Al principio, los resultados parecían tan prometedores que Hahnemann le escribió al barón diciéndole que se reservaba la posibilidad de incluir una nota en el 5.º El «Organon» está a punto de publicarse.  Pero muy pronto ambos se desilusionaron ante la imposibilidad de reproducir los resultados y abandonaron la técnica. Este sencillo episodio permite refutar formalmente las acusaciones de dogmatismo contra Hahnemann y confirmar que, a lo largo de toda su vida, experimentó sin basarse nunca en teorías a la hora de recetar —el Primer Aforismo constituye, en este sentido, la piedra angular del pensamiento hahnemanniano, al definir el papel del médico y exigir al mismo tiempo que se renuncie a toda teoría.

La alternancia entre Bryonia y Rhus-tox

El argumento clásico para intentar justificar la polifarmacia se basa en una interpretación errónea y deliberada del informe de Hahnemann sobre sus resultados durante la epidemia de tifus que se produjo tras la famosa Batalla de las Naciones de 1813, batalla que se cobró al menos 140 000 víctimas mortales en la región de Leipzig. Hahnemann trató 180 casos con solo dos fallecimientos, uno de ellos el de un paciente de muy avanzada edad. Incluso se permitió el lujo de curar con gran éxito al jefe supremo de la coalición, el príncipe de Schwartzenberg, que a su vez había contraído la fiebre tifoidea. Estos resultados siguen sorprendiendo a los médicos actuales que verifican estos hechos indiscutibles.
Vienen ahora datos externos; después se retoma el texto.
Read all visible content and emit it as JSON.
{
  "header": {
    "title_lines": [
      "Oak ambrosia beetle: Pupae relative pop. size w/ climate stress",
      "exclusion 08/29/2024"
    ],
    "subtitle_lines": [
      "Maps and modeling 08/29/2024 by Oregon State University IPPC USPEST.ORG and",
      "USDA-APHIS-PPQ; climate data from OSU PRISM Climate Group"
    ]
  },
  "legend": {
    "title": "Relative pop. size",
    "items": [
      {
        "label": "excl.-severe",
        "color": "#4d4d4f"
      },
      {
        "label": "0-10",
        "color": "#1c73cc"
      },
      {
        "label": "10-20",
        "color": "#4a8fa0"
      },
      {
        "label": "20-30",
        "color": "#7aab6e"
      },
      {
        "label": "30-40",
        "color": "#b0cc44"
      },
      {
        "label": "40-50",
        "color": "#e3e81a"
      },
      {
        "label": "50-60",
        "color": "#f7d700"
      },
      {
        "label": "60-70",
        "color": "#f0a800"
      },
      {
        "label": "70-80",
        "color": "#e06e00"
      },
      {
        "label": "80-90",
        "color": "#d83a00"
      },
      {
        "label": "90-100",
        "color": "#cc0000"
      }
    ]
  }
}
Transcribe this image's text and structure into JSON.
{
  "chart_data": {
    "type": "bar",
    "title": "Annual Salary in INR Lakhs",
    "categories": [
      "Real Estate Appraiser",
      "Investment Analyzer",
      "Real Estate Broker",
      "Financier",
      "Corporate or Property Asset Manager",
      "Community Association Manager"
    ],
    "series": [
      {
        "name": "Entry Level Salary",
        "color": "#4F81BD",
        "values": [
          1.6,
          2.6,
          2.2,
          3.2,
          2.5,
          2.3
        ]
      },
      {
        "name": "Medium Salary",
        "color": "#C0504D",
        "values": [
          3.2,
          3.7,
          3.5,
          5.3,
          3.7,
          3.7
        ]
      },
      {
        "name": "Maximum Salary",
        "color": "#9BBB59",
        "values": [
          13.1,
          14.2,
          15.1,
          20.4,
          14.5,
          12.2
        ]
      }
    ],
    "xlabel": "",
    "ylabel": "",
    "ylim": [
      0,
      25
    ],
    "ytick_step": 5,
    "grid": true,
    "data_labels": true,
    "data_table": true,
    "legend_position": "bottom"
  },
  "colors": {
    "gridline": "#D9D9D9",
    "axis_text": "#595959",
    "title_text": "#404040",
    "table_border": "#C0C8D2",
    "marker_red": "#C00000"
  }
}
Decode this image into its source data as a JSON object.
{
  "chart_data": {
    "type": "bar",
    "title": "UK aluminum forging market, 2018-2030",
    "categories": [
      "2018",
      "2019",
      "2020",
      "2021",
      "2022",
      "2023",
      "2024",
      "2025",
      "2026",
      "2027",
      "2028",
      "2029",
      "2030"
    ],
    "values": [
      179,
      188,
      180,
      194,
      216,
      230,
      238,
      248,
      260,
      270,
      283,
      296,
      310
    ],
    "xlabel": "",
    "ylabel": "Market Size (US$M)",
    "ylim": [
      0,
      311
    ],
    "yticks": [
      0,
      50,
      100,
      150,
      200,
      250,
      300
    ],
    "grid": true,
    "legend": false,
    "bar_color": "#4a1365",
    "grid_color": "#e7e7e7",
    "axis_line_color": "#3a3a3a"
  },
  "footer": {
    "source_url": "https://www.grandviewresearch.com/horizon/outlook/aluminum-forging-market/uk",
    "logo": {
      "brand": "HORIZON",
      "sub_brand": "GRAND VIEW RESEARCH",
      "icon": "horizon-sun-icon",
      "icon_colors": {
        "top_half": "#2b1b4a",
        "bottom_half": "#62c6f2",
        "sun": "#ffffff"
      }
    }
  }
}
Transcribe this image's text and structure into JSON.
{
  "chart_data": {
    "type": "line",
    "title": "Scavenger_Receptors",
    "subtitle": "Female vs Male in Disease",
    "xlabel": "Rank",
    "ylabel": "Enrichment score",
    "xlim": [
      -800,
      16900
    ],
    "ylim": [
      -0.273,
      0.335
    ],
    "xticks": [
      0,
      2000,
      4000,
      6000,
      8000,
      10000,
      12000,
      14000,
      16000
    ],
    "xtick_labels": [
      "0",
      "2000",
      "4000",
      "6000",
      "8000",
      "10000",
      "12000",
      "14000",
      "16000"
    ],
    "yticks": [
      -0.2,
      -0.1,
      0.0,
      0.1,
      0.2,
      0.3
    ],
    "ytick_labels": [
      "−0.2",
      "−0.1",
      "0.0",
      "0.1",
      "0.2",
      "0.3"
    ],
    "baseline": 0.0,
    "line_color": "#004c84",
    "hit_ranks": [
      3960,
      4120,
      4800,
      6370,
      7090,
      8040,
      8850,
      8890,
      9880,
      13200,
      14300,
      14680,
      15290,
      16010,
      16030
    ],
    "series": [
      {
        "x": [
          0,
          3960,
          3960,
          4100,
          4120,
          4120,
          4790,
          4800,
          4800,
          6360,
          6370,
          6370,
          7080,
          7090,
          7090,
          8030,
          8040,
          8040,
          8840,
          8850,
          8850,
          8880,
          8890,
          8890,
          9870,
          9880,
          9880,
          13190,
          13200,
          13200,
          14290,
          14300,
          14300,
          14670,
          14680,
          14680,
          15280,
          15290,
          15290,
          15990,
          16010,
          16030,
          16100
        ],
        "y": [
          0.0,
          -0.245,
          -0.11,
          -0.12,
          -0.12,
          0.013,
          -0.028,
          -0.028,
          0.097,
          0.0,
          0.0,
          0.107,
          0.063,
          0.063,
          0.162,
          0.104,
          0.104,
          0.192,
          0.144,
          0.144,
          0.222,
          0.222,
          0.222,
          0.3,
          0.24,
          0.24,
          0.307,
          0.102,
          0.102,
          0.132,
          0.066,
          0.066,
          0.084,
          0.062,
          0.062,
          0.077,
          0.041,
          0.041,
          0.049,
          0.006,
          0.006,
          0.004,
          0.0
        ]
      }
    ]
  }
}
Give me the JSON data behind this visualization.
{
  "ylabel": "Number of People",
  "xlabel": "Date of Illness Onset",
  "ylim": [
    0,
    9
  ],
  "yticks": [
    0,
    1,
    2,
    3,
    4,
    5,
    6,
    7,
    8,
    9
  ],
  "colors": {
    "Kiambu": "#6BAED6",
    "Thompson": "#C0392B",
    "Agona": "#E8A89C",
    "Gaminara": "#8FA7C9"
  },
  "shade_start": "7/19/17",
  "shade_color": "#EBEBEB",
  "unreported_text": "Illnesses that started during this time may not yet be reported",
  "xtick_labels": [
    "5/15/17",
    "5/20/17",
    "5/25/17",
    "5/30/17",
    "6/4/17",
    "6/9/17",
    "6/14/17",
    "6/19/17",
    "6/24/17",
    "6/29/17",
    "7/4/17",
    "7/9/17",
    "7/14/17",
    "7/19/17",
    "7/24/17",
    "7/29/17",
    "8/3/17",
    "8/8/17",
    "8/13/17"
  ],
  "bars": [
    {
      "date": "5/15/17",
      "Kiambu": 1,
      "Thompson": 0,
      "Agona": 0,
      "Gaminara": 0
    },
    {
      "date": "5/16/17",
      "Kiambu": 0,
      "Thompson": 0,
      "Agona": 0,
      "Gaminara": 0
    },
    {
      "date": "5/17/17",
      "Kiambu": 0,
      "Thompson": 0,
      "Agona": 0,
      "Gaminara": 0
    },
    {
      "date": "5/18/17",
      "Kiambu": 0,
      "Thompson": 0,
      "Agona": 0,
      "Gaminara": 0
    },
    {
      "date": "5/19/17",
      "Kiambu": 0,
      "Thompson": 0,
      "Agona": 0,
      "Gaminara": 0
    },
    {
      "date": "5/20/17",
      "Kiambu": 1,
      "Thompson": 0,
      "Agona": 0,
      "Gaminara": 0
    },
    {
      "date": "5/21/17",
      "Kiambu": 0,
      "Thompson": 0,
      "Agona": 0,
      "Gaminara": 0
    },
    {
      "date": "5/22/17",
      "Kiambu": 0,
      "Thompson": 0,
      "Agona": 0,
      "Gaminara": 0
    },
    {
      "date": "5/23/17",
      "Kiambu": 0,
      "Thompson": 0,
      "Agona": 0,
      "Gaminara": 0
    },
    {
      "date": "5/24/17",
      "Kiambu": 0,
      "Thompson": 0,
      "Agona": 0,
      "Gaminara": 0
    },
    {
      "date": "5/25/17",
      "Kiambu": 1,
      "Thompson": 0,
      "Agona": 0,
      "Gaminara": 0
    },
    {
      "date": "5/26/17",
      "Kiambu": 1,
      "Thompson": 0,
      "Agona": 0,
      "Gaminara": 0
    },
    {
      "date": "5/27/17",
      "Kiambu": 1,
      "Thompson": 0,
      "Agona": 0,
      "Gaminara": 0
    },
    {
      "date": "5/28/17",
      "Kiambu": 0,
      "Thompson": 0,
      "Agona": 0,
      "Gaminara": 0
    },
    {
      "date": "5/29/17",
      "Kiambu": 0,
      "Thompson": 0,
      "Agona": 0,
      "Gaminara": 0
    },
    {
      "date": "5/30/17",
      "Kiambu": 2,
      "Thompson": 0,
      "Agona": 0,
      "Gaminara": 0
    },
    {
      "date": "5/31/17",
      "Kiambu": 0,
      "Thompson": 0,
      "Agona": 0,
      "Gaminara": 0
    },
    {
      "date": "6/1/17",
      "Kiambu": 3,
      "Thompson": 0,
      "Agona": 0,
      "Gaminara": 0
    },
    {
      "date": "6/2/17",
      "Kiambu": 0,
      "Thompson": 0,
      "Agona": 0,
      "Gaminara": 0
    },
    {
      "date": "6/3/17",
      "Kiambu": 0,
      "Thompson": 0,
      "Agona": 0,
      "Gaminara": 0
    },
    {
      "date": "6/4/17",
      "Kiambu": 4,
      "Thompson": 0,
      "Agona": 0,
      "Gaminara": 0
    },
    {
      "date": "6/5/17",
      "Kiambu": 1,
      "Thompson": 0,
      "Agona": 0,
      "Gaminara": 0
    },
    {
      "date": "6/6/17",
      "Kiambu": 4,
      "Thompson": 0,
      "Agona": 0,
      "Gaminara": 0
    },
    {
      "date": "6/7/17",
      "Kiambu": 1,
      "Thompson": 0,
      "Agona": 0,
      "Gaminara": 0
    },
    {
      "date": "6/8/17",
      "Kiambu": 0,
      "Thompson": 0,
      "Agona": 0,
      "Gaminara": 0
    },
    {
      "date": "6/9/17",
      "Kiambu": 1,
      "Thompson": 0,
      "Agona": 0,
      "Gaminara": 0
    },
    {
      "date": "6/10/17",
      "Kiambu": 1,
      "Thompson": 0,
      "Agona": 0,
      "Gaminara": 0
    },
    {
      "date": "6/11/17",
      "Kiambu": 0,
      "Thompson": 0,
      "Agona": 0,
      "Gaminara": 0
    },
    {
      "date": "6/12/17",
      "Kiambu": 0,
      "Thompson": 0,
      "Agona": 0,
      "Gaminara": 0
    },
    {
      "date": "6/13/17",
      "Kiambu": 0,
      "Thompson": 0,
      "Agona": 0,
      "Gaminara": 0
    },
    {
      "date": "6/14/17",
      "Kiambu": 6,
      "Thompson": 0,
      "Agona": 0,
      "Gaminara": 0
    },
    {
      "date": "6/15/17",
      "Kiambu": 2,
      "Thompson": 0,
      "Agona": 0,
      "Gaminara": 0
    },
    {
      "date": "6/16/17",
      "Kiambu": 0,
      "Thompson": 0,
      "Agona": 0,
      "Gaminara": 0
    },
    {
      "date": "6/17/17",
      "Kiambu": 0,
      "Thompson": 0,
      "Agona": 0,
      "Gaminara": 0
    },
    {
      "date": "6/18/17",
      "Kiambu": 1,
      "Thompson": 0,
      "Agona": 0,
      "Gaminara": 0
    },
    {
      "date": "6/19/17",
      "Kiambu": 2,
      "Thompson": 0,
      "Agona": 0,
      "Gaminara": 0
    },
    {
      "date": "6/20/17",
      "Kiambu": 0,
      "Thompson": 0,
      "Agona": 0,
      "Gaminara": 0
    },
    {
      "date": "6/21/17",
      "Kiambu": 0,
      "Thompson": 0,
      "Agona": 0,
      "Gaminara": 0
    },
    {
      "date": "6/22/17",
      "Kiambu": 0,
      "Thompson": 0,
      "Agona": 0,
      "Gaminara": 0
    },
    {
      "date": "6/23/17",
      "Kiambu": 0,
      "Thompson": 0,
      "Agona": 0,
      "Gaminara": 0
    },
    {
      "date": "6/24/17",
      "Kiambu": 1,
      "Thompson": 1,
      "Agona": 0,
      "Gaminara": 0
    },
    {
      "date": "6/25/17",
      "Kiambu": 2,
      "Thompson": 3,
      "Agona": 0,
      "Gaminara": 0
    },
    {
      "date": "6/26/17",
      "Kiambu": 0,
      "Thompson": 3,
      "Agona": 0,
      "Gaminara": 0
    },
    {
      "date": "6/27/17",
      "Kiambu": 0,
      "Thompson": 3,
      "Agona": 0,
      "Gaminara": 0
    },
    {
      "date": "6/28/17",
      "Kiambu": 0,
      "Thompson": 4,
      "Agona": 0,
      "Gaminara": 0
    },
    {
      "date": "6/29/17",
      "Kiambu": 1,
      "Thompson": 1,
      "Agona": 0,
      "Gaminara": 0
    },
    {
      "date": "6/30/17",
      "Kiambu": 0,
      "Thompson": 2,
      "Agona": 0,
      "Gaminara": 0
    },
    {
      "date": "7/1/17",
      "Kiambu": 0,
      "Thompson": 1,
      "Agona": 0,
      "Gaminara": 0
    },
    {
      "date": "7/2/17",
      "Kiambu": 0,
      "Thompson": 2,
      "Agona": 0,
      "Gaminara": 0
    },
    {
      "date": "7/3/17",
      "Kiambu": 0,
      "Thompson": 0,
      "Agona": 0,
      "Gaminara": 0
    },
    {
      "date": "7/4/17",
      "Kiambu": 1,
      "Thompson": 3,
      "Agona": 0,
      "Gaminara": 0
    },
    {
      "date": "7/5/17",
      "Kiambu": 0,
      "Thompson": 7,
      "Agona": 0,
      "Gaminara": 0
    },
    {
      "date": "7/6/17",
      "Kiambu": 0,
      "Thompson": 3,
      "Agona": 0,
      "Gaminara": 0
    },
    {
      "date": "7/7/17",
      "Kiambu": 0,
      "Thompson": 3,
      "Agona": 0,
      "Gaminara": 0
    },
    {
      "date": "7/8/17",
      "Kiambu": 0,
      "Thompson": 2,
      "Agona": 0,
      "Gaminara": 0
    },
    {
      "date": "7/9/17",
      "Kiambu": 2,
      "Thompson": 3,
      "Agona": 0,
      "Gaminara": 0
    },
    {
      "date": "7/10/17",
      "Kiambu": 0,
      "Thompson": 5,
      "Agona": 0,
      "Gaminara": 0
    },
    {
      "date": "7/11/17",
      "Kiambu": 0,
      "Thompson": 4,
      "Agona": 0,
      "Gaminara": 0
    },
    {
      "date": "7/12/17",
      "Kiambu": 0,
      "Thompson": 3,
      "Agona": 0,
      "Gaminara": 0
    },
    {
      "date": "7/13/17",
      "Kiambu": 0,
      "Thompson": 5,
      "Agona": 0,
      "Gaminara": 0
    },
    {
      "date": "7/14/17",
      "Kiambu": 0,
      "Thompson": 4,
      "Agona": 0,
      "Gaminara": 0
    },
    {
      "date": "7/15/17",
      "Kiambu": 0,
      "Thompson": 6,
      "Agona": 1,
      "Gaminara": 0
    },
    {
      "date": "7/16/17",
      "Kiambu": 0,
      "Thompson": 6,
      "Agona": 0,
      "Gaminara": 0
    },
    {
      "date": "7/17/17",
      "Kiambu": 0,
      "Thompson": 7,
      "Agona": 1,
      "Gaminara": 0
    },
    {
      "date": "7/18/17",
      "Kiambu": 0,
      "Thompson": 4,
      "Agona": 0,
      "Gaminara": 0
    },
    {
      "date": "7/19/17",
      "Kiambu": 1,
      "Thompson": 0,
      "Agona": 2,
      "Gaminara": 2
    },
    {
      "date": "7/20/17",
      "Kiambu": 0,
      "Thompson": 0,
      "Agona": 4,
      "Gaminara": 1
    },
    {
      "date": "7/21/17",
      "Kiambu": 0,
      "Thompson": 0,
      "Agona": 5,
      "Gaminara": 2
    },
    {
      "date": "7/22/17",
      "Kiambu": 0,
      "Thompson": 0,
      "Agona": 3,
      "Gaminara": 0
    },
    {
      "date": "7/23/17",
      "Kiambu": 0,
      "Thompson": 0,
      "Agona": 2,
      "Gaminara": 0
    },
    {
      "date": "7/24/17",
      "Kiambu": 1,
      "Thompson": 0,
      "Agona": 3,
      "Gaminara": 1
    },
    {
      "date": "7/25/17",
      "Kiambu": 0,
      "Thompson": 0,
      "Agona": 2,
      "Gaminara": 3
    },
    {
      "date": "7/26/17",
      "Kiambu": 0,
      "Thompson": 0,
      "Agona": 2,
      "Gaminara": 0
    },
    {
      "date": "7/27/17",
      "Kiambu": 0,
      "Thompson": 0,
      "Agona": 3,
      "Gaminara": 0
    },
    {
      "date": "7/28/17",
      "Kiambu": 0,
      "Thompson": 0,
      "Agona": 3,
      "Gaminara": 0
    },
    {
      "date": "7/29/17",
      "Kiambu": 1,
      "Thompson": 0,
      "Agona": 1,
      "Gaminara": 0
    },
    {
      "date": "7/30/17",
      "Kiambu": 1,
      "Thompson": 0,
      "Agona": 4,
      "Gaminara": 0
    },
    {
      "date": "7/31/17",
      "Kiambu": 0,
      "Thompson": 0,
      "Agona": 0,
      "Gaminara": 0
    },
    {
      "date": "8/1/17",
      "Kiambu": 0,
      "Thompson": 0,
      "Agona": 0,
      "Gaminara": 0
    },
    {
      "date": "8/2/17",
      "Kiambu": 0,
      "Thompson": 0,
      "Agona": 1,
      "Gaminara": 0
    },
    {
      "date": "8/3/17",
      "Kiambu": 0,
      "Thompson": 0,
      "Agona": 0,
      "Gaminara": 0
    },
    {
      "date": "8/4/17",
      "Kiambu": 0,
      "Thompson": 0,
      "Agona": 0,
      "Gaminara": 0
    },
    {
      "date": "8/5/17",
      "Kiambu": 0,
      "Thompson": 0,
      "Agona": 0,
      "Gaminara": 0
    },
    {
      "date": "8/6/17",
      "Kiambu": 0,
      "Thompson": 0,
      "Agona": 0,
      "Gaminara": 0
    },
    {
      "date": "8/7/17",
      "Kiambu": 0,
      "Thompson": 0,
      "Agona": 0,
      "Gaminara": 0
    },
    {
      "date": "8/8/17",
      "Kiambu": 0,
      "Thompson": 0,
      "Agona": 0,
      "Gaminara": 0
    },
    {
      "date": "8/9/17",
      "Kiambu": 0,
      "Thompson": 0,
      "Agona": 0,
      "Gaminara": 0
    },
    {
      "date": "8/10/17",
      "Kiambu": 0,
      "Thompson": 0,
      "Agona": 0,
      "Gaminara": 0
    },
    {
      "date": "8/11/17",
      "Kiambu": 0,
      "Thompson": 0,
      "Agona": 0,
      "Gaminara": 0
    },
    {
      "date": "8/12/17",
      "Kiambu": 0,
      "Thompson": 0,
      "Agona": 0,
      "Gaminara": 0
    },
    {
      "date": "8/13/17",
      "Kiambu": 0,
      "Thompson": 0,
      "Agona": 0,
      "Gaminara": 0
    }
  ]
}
Hahnemann publicó en 1814 su tratado «Terapia curativa de la fiebre nerviosa… que prevalece en la actualidad», en el que relata que, con frecuencia, a pesar del claro predominio de las indicaciones de Rhus tox frente a las de Bryonia, a veces los síntomas cambian de tal manera que es necesario alternar ambos remedios.

A continuación cito a Farrington para aclarar las cosas a los lectores que no son homeópatas. El que sin duda fue uno de los más grandes profesores de homeopatía nos dice en su clase sobre Rhus:

«Desde entonces se han salvado muchas vidas gracias a la alternancia de estos dos remedios: una alternancia que consiste en administrar Bryonia cuando se presentan los síntomas de Bryonia, y Rhus tox cuando el paciente manifiesta síntomas que requieren este remedio. Se trata de una alternancia legítima…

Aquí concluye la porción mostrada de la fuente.